In [39]:
!pip install xgboost



In [40]:
import pandas as pd
import numpy as np

file_path = r'C:\Users\serik\OneDrive\Рабочий стол\Новая папка\bank-additional\bank-additional-full.csv'
df = pd.read_csv(file_path, sep=';')
X = df.drop(["y", "duration"], axis=1)
y = df["y"]

In [41]:
from sklearn.preprocessing import LabelEncoder

le = LabelEncoder()
y = le.fit_transform(y)

In [42]:
from sklearn.model_selection import train_test_split

X_train, X_val, y_train, y_val = train_test_split(X, y, test_size=0.20, shuffle=True, random_state=1, stratify=y)

In [43]:
numeric_features = X_train.select_dtypes(include=['int64', 'float64']).columns
categorical_features = X_train.select_dtypes(include=['object']).columns

In [44]:
from sklearn.pipeline import Pipeline
from sklearn.compose import ColumnTransformer
from sklearn.impute import SimpleImputer
from sklearn.preprocessing import StandardScaler

numeric_transformer = Pipeline(steps=[
    ('imputer', SimpleImputer(strategy='median')),
    ('scaler', StandardScaler())])

In [45]:
from sklearn.base import BaseEstimator, TransformerMixin

class UnknownToNaN(BaseEstimator, TransformerMixin):
    def __init__(self, unknown_label='unknown'):
        self.unknown_label = unknown_label

    def fit(self, X, y=None):
        return self

    def transform(self, X):
        return X.replace(self.unknown_label, np.nan)

In [46]:
from sklearn.preprocessing import OneHotEncoder, OrdinalEncoder

ohe_features = ['job', 'month', 'day_of_week']
oe_features = ['marital', 'education', 'default', 'housing', 'loan', 'contact', 'poutcome']

In [47]:
categorical_transformer_ohe = Pipeline(steps=[
    ('unknown_to_nan', UnknownToNaN(unknown_label='unknown')),
    ('imputer', SimpleImputer(strategy='most_frequent')),
    ('onehot', OneHotEncoder(handle_unknown='ignore'))])

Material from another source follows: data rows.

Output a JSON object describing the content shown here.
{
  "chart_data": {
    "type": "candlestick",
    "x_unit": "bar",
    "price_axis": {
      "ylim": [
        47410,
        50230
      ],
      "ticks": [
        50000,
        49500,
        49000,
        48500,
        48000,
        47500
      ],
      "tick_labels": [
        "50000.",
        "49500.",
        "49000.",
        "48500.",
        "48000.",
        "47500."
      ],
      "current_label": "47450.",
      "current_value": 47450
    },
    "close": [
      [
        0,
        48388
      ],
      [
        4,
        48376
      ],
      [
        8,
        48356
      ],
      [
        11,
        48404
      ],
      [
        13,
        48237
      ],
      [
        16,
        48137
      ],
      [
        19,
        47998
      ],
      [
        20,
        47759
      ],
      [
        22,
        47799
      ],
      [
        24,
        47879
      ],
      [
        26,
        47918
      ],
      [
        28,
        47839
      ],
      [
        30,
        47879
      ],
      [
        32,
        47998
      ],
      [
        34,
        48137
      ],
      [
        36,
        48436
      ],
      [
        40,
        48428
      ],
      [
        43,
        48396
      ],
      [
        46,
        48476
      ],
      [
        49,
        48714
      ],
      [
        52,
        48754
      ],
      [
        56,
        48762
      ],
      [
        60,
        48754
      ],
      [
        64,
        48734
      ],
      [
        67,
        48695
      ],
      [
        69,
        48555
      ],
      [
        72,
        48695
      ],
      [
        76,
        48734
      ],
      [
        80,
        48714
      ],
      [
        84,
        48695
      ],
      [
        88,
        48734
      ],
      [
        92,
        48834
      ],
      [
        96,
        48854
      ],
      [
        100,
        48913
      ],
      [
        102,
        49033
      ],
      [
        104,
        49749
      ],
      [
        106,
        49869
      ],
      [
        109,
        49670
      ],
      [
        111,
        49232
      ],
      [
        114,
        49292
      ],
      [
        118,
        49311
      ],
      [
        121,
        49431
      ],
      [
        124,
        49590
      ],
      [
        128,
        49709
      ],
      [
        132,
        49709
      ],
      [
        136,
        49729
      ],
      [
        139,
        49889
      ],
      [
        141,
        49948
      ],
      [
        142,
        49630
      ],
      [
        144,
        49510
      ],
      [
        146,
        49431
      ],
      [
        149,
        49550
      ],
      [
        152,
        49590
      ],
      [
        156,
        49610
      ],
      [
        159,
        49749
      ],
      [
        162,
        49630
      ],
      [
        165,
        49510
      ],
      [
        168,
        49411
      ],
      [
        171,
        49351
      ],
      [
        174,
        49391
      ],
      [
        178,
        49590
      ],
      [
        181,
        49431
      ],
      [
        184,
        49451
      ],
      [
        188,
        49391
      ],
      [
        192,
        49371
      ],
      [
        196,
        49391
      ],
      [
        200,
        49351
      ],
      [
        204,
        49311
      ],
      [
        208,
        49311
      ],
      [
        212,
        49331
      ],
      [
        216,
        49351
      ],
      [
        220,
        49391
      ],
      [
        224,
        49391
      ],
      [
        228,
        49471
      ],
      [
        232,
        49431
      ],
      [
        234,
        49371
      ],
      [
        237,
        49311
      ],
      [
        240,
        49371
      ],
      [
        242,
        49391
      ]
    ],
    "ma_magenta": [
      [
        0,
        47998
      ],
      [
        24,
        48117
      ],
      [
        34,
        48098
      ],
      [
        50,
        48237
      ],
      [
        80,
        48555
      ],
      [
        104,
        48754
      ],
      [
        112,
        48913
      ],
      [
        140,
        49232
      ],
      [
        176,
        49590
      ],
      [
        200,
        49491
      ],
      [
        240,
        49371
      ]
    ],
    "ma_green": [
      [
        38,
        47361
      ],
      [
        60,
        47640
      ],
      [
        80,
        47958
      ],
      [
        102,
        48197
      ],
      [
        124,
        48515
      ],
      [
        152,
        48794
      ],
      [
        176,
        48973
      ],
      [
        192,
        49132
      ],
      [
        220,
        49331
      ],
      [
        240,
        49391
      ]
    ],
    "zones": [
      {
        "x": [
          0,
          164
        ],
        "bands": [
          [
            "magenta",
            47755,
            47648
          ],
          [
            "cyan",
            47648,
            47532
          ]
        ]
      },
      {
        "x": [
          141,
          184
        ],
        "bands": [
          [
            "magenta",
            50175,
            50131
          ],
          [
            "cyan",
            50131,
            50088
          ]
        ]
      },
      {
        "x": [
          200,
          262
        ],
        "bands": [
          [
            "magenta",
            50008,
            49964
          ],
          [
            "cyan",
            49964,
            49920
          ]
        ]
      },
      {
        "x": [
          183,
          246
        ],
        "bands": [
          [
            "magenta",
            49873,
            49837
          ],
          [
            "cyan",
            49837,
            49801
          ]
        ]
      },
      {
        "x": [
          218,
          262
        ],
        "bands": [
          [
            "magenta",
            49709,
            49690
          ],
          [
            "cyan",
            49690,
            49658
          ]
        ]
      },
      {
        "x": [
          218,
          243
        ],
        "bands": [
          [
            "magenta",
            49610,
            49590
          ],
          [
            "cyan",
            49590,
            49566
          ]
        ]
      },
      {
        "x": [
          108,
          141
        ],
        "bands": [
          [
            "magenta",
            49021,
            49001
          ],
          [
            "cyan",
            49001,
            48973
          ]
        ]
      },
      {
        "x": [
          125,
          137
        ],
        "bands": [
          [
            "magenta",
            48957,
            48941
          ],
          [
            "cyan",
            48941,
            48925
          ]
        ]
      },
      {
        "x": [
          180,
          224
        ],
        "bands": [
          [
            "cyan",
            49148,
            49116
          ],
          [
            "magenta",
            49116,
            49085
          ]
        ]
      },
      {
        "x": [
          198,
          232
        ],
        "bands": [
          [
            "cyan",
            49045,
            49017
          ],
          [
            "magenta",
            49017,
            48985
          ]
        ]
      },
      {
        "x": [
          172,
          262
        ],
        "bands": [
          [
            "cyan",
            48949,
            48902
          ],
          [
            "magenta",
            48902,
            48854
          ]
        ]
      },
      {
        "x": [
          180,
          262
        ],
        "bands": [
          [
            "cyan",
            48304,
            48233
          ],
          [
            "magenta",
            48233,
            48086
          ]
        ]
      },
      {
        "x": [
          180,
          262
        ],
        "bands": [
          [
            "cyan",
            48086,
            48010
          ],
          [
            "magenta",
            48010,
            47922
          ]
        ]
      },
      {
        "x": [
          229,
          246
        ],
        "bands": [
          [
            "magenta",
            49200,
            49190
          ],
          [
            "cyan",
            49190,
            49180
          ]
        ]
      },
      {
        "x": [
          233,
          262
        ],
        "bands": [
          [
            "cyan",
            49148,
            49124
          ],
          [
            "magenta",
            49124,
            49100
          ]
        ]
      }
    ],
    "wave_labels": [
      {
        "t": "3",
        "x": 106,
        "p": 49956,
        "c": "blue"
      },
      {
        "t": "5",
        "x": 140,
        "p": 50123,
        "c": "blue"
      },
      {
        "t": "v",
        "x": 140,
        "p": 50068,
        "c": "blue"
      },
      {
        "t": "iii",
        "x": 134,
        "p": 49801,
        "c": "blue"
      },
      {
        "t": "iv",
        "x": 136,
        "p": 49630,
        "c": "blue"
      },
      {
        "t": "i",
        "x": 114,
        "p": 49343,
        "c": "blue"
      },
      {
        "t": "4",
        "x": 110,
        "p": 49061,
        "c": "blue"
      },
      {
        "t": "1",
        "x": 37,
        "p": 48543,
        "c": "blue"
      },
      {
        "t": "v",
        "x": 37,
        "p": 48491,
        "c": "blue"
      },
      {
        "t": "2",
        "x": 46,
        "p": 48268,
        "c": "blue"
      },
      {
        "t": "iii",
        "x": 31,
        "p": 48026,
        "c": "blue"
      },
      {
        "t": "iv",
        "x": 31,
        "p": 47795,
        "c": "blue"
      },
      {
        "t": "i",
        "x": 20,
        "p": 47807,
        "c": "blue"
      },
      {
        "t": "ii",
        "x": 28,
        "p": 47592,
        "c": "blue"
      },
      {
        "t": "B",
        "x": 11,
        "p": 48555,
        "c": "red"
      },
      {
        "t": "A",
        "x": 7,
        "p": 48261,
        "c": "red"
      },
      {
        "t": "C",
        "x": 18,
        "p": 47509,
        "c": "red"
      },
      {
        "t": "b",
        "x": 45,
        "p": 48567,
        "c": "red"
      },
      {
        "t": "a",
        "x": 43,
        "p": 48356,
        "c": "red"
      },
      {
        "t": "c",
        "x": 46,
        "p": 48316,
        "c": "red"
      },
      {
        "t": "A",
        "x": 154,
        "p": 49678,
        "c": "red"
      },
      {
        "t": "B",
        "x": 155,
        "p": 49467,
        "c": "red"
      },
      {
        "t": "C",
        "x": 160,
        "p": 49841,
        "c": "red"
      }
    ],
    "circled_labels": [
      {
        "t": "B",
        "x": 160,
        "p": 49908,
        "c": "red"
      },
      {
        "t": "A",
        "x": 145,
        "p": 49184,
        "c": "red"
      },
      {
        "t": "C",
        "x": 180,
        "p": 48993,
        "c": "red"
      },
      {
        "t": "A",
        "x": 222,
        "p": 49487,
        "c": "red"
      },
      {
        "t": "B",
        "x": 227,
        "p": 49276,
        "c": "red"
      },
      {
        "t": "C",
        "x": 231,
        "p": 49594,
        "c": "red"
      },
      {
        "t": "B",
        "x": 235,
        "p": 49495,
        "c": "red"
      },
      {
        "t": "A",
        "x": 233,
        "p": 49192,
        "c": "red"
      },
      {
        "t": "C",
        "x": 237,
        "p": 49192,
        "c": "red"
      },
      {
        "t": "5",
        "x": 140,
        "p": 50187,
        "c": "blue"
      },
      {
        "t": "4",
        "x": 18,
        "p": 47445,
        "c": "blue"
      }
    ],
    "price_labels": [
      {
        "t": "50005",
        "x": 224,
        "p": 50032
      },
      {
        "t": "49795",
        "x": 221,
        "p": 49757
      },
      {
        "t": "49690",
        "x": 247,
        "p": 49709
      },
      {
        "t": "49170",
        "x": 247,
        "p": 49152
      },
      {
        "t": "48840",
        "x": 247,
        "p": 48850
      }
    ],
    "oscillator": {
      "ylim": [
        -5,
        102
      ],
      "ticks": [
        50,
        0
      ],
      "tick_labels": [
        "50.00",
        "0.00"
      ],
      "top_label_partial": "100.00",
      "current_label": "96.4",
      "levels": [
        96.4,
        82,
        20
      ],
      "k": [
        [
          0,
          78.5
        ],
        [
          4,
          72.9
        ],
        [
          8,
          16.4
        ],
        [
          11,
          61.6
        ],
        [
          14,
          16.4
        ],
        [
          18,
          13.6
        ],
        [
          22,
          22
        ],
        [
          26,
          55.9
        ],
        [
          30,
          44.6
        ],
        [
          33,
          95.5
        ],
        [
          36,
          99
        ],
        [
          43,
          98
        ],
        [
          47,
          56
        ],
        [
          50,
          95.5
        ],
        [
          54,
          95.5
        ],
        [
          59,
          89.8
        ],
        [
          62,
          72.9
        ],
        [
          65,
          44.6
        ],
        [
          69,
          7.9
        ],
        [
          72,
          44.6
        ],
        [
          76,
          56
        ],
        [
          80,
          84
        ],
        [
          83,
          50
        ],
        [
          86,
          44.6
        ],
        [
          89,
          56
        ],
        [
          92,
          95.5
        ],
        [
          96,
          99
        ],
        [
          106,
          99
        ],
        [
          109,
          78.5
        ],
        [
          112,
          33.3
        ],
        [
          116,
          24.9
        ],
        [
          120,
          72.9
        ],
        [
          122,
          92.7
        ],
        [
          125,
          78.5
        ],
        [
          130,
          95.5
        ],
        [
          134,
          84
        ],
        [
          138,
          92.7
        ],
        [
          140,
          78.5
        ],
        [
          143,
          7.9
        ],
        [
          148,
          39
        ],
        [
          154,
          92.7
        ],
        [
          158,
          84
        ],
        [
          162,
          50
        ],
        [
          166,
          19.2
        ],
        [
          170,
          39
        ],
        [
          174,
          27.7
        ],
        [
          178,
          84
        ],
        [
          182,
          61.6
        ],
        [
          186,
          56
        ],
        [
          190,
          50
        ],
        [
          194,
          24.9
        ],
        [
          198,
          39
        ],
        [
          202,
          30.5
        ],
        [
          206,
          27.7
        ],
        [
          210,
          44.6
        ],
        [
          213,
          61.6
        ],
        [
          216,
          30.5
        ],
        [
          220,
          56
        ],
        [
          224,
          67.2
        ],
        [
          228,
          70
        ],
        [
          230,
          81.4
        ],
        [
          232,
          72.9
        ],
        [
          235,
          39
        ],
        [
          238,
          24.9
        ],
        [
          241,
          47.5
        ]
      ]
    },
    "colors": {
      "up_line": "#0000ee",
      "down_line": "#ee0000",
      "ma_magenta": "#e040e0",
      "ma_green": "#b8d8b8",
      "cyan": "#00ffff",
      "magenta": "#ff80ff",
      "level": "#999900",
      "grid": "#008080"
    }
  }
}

categorical_transformer_oe = Pipeline(steps=[
    ('unknown_to_nan', UnknownToNaN(unknown_label='unknown')),
    ('imputer', SimpleImputer(strategy='most_frequent')),
    ('ordinal_encoder', OrdinalEncoder())])


In [48]:
preprocessor = ColumnTransformer(
    transformers=[
        ('dog', numeric_transformer, numeric_features),
        ('cat_ohe', categorical_transformer_ohe, ohe_features),
        ('cat_oe', categorical_transformer_oe, oe_features)])

In [49]:
import xgboost

pipeline = Pipeline(steps=[('preprocessor', preprocessor),
                           ('classifier', xgboost.XGBClassifier(tree_method='gpu_hist', n_jobs=-1))])

In [50]:
param_grid = {
    'classifier__n_estimators': [50, 100, 200, 300, 400, 500],
    'classifier__learning_rate': [0.001, 0.01, 0.1, 0.2, 0.3],
    'classifier__max_depth': [2, 3, 4, 5, 6, 7, 8]
}

In [51]:
from sklearn.model_selection import GridSearchCV

grid_search = GridSearchCV(pipeline, param_grid, cv=5, n_jobs=-1, scoring='accuracy')
grid_search.fit(X_train, y_train)

GridSearchCV(cv=5,
             estimator=Pipeline(steps=[('preprocessor',
                                        ColumnTransformer(transformers=[('dog',
                                                                         Pipeline(steps=[('imputer',
                                                                                          SimpleImputer(strategy='median')),
                                                                                         ('scaler',
                                                                                          StandardScaler())]),
                                                                         Index(['age', 'campaign', 'pdays', 'previous', 'emp.var.rate',
       'cons.price.idx', 'cons.conf.idx', 'euribor3m', 'nr.employed'],
      dtype='object')),
                                                                        ('cat_ohe',
                                                                         Pipeline(steps...
  

In [52]:
from sklearn.metrics import accuracy_score

best_model = grid_search.best_estimator_
y_pred = best_model.predict(X_val)
accuracy = accuracy_score(y_val, y_pred)

print(f"Accuracy on validation set: {accuracy}")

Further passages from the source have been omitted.